Source: https://www.theanalysisfactor.com/missing-data-mechanism/
days <- data.frame("Date"=BTC$Date, "Included"=rep(1,3005))
days[BTC$Open[-1]!=BTC$Close[-3005],]$Included <- 0
ggplot(days, aes(Date,Included)) +
geom_bar(stat="identity", fill="steelblue")+
ylim(0,1)+labs(title="Fig. 21. Bitcoin Trading Dates",subtitle="2010JUL16 - 2018OCT06",x="")+
theme(axis.title.y=element_blank(),
axis.text.y=element_blank(),
axis.ticks.y=element_blank())
Again, No missing values exist in Bitcoin trading prices.
List-wise/pair-wise deletions. As the name indicates, the most common approach is to ignore the missing values.
Mean imputation. Simply calculate the mean of the observed values for that variable for all individuals who are non-missing. It has the advantage of keeping the same mean and the same sample size, but many, many disadvantages. Pretty much every method listed below is better than mean imputation.

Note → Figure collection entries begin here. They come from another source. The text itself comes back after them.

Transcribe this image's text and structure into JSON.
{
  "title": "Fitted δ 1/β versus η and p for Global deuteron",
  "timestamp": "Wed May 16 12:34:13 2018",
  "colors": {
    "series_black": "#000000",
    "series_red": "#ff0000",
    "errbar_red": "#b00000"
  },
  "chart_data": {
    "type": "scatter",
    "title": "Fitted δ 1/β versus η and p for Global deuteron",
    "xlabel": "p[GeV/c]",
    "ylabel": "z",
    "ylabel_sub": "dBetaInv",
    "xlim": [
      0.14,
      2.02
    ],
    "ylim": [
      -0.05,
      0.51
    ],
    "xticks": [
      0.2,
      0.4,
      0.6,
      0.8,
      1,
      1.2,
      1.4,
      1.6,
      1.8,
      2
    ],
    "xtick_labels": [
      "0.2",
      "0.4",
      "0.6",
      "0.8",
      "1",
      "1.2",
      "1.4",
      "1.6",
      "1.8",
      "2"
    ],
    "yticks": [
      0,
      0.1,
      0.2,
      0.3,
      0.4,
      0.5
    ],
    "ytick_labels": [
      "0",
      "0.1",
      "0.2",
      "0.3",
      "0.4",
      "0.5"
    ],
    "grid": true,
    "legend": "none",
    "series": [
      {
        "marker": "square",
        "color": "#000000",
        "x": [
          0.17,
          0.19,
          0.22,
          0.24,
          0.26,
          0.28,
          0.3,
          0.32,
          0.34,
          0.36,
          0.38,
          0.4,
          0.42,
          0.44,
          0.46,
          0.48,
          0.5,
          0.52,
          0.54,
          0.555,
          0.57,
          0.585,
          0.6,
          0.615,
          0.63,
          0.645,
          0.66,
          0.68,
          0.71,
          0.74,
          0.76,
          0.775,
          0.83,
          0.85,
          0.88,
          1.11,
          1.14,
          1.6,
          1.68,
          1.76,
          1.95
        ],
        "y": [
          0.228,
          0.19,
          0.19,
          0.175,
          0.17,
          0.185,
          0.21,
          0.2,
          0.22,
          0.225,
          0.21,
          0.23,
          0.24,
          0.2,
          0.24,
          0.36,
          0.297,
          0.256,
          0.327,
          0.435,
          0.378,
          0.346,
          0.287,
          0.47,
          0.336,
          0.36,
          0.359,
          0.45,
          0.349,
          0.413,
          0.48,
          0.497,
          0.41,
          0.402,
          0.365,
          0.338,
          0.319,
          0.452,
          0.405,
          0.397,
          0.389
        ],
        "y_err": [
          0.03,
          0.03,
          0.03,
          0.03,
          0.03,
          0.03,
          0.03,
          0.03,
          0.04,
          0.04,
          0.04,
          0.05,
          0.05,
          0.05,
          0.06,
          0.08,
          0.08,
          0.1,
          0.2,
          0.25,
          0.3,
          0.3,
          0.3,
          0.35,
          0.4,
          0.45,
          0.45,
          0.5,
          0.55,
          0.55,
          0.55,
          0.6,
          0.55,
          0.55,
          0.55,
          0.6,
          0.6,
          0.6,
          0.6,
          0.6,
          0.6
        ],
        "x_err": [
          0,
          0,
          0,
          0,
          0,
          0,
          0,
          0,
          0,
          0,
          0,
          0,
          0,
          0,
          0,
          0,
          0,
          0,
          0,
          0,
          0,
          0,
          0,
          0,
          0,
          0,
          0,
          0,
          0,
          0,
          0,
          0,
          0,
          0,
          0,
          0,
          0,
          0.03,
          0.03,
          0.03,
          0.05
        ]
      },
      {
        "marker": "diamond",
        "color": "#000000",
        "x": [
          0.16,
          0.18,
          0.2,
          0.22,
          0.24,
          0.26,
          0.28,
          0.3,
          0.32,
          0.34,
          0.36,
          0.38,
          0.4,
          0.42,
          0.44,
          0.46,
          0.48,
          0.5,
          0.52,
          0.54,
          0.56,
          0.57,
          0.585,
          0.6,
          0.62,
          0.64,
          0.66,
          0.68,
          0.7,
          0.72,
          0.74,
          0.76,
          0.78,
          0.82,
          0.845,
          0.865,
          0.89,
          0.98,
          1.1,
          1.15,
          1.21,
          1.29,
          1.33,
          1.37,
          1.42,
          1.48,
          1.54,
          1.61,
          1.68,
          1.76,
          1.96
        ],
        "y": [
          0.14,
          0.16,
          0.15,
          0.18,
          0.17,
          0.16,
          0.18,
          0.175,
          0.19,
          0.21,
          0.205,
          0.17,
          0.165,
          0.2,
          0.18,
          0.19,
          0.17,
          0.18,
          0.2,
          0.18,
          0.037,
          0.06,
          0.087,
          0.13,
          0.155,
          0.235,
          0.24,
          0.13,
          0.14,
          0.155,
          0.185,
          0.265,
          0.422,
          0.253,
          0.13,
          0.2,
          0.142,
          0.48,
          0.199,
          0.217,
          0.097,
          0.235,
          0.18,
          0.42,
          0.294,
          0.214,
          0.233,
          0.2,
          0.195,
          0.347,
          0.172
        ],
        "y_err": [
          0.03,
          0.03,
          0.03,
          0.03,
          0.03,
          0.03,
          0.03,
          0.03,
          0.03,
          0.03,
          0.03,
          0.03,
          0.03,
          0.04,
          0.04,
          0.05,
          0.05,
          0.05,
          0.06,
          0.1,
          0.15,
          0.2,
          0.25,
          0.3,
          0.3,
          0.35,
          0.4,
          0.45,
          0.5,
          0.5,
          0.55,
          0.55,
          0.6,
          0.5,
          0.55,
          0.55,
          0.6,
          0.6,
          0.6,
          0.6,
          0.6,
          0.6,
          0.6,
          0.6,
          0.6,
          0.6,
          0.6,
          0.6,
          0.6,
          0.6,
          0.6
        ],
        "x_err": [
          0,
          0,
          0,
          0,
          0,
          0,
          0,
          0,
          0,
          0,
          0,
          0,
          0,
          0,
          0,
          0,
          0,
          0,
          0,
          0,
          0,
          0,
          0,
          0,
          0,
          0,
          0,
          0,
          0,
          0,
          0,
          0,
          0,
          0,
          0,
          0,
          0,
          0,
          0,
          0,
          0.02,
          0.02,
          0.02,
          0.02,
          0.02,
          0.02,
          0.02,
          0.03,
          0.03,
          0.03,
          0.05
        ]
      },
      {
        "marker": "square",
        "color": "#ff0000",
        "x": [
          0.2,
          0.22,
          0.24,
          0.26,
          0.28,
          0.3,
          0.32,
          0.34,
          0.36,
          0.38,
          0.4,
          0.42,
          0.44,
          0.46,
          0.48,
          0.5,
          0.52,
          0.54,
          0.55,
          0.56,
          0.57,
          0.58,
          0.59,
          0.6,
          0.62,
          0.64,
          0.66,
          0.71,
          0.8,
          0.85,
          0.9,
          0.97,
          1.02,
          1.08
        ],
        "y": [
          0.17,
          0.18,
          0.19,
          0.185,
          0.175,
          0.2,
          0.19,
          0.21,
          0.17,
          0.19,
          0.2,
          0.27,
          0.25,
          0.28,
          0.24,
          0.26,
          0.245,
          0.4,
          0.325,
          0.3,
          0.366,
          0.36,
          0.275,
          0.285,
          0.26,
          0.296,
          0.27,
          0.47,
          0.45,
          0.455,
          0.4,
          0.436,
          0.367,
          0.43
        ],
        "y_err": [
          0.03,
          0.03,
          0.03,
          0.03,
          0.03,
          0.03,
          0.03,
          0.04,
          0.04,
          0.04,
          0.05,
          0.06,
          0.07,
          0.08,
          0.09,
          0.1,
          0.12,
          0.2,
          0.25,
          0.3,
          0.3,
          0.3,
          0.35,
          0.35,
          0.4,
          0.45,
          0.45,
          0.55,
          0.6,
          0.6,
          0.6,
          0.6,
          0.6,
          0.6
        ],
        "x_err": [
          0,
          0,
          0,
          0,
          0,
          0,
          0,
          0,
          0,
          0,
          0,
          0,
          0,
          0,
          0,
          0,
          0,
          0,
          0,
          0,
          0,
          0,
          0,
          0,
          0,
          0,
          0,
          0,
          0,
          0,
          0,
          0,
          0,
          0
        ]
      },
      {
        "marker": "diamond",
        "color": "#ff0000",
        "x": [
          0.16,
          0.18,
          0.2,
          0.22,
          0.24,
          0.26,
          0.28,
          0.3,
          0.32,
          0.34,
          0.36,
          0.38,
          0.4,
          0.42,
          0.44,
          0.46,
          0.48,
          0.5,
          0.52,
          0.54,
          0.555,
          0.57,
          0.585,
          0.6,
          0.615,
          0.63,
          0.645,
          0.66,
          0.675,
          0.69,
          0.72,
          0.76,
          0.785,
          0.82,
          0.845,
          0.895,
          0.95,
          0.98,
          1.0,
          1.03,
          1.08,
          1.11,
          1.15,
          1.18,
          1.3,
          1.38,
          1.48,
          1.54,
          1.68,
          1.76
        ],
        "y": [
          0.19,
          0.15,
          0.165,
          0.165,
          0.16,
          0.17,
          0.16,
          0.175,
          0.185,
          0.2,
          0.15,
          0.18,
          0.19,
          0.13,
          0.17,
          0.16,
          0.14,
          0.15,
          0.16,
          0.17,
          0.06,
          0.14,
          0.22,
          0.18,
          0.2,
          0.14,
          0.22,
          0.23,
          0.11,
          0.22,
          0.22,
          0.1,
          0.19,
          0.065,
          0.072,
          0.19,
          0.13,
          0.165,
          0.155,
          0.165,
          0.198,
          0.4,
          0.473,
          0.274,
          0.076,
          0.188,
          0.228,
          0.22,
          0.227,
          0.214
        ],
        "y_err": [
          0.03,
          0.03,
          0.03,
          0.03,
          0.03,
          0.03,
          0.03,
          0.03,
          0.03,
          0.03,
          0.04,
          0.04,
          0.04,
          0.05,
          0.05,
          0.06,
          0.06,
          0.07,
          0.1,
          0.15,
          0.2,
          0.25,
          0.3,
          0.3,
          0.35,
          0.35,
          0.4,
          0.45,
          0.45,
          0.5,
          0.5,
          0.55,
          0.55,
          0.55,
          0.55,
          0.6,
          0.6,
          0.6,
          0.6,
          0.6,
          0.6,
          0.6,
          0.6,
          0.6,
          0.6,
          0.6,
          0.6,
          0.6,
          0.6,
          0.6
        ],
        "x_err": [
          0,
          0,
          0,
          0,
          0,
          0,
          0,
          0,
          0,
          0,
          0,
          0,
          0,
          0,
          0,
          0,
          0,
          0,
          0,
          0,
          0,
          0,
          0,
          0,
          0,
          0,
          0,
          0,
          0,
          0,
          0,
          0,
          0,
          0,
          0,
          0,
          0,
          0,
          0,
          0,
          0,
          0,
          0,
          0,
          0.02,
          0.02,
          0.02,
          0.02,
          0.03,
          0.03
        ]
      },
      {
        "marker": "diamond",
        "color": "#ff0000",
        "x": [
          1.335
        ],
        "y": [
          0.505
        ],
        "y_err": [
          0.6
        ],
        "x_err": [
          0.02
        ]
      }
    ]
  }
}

Regression imputation. The predicted value obtained by regressing the missing variable on other variables. So instead of just taking the mean, you’re taking the predicted value, based on other variables. This preserves relationships among variables involved in the imputation model, but not variability around predicted values.